Effect of PIO and ω-3 fatty acids on the synthesis and mRNA expression of adiponectin in 3T3-F442A cells. A: 3T3-F442A cells were treated with or without 3 μM PIO, 25 μM EPA, and 25 μM DHA ON and pulse labeled with 100 μCi/ml of [³⁵S]met for 15 min. Equal TCA-precipitable counts were immunoprecipitated with anti-adiponectin antibody and analyzed by SDS-PAGE followed by autoradiography. Figure represents 1 of 3 similar experiments. The results are means ± SE (P < 0.03). B: expression of adiponectin mRNA in 3T3-F442A cells following treatment with or without PIO, EPA, DHA, or palmitate expressed as a ratio of 18S RNA. The results are the mean ± SE of 4 different experiments. *P < 0.05 vs. control.

Fig. 6.

Effect of PIO and DHA on adiponectin translation in vitro. Cytoplasmic S-100 extracts were prepared from adipocytes treated with or without PIO or DHA, as described in methods.

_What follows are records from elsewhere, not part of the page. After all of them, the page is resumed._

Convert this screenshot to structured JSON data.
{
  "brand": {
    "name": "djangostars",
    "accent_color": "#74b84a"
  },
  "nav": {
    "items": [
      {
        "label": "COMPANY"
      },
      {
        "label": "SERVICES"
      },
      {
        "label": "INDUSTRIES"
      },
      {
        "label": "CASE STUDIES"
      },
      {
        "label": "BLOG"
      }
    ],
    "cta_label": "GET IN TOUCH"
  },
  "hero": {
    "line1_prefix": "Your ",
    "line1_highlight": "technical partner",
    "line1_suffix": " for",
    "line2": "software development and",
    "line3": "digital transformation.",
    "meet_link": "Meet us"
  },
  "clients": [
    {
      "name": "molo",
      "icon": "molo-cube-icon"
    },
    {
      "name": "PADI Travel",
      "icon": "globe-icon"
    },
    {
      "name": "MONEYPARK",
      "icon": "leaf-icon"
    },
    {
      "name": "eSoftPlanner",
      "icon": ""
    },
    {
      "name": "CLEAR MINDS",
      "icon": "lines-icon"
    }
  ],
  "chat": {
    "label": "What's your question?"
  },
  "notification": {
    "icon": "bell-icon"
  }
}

The specified extract was added to the in vitro translation assay containing [³⁵S]met and adiponectin mRNA transcript and analyzed by SDS-PAGE. The control cell extract was from cells that were not treated with PIO or ω-3 fatty acid. The autoradiograms were quantified by densitometry and expressed as a percent of blank, which represents autoradiographic image obtained with no cytoplasmic extract added to the in vitro translation system. A: extracts were prepared from 3T3-F442A adipocytes and added to the in vitro translation system containing the adiponectin mRNA. The results are the mean ± SE of 4 different experiments (P < 0.05). B: cytoplasmic S-100 extracts were prepared from rat adipocytes and added to the in vitro translation system containing the adiponectin mRNA. The results are the mean ± SE of 6 different experiments (P < 0.05). C: cytoplasmic S-100 extracts were prepared from rat adipocytes and were added to the in vitro translation assay containing an irrelevant (luciferase) mRNA transcript. *P < 0.05 vs. control cell extract.

Fig. 7.

Effect of PIO and ω-3 fatty acids on the distribution of adiponectin mRNA on the polysomes. Postmitochondrial supernatants from control and PIO- and DHA-treated adipocytes were fractionated on a 10–50% sucrose gradient. Fractions are numbered from the top of the gradient. The 260-nm absorption profile is represented by the line graph. Fractions 1–4 represent the monosomes, and fractions 7–17 contain the various sizes of polysomes. Fractions 4–17 contain the 18- and 28-s ribosomal subunits (data not shown). Adiponectin mRNA in each fraction was estimated using RT-PCR and expressed as %total adiponectin mRNA, as described in methods. The data shown are representative of 3 similar experiments.